Éramos cinco: Tônia Carrero, Carlos Thiré, Rubem Braga, o dono do barco e eu. Havia também um cachorrinho? Não me lembro. Creio que havia apenas uma vaga vontade de que houvesse também um cachorrinho, aburguesando ainda mais docemente a manhã de domingo.
Fui apresentado ao dono do barco, quer dizer, eu lhe disse timidamente as palavras convencionais de muito prazer, enquanto ele resmungava dois ou três monossílabos incompreensíveis, sem sorrir nem nada, digo mesmo que com uma certa raiva. Claro que essa falta de cordialidade me deixou irritado e sem jeito, sentimento desagradável que foi melhorando quando percebi que os demais companheiros eram tratados com a igual rudeza, inclusive a linda e gentil atriz. Percebi mais, que fazia mesmo parte da diversão apreciar o mau humor do dono do barco, gozar as suas cóleras vulcânicas. O que era, sem dúvida nenhuma, viver perigosamente, porque se tratava do homem mais estupidamente forte que pisou a terra de Santa Cruz, Joe Louis inclusive. Era uma fera, um monstro, um cataclismo humano, uma tempestade iminente, um vendaval de ódio, um furacão indomável, um terremoto ambulante, um tigre sanguinário, um elefante possesso...
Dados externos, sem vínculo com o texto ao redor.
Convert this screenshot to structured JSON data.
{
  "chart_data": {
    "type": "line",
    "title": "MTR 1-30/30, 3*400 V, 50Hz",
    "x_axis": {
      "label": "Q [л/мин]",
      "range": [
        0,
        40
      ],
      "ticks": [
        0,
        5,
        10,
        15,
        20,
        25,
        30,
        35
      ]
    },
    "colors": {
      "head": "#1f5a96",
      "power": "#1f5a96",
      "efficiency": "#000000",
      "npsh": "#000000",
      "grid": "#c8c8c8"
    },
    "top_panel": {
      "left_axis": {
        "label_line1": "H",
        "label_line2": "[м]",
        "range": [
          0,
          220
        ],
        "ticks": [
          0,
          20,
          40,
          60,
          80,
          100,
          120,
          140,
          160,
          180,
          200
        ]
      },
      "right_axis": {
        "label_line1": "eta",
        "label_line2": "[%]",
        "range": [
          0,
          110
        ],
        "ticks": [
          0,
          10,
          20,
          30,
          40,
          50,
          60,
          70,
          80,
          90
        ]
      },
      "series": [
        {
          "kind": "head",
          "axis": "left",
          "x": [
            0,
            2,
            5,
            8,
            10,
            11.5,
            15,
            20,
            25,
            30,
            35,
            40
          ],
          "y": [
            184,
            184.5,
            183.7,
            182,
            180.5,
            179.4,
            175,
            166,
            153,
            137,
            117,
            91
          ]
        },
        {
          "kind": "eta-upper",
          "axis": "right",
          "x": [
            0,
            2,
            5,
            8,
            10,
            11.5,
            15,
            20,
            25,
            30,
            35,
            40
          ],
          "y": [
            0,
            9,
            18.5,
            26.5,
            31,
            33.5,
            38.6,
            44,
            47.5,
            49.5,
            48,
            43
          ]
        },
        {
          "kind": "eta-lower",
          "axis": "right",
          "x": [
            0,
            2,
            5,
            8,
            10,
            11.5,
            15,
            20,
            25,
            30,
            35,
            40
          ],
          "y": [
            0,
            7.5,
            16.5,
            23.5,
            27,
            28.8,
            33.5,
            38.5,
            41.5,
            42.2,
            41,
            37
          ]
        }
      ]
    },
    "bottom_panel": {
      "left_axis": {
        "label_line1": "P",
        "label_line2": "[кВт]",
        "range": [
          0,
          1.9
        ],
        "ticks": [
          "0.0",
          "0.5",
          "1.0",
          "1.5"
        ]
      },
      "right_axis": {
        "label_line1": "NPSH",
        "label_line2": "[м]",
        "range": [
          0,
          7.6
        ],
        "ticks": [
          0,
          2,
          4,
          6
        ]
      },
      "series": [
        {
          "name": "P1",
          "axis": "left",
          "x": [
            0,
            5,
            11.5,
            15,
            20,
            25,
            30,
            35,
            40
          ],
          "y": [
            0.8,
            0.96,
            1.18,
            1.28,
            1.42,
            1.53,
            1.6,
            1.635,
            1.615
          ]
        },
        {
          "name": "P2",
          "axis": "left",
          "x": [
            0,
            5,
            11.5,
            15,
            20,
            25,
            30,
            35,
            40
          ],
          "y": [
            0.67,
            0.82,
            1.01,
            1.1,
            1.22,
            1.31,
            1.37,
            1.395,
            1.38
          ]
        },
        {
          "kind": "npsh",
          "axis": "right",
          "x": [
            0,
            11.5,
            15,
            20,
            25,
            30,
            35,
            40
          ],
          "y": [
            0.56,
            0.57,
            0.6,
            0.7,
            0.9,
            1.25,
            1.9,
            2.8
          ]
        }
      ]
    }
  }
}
Se lhe perguntavam alguma coisa, as veias de sua testa ficavam entumescidas como bifes sangrentos, latejantes no esforço sobre-humano de pensar. Em vão, em geral. O mais das vezes as veias se apagavam sem que o cérebro compensasse o trabalho mental de formular um pensamento, um pedaço de pensamento. Então, ele resmungava entre cordato e feroz, como os leões do circo resmungam aos domadores.
Aí pela altura do forte São João, quando o motor do barco engasgou pela primeira vez, fui compreendendo melhor a natureza do homem. Ele tinha conosco uma relação de forma, cabeça, troncos, membros.... Por dentro, seu parentesco mais íntimo era com as coisas: o mar, a madeira do barco, o motor, os ventos.... Com esses ele falava continuamente, melhor, com esses ele discutia violentamente, xingando o mar, chutando o barco, interpelando veementemente o motor sobre suas safadezas, berrando aos ventos que mudassem de direção...
Era uma cena dantesca o tombadilho. O próprio Netuno, se por um momento houvesse chegado à tona de seus mares, teria retornado às pressas à profundeza, arrepiado de medo de vê-lo esmurrar o motor, levantar os braços, apostrofando os elementos, pedindo aos céus um bofetão que o matasse ali naquele instante, arrependendo-se em altos brados de ter nascido.
Na altura do Posto 4, quando o barco enguiçou pela segunda vez, sua raiva era tanta que ele não disse nada: precipitou-se sobre o motor e começou a comê-lo. E as demais testemunhas estão supracitadas para dizer que não minto.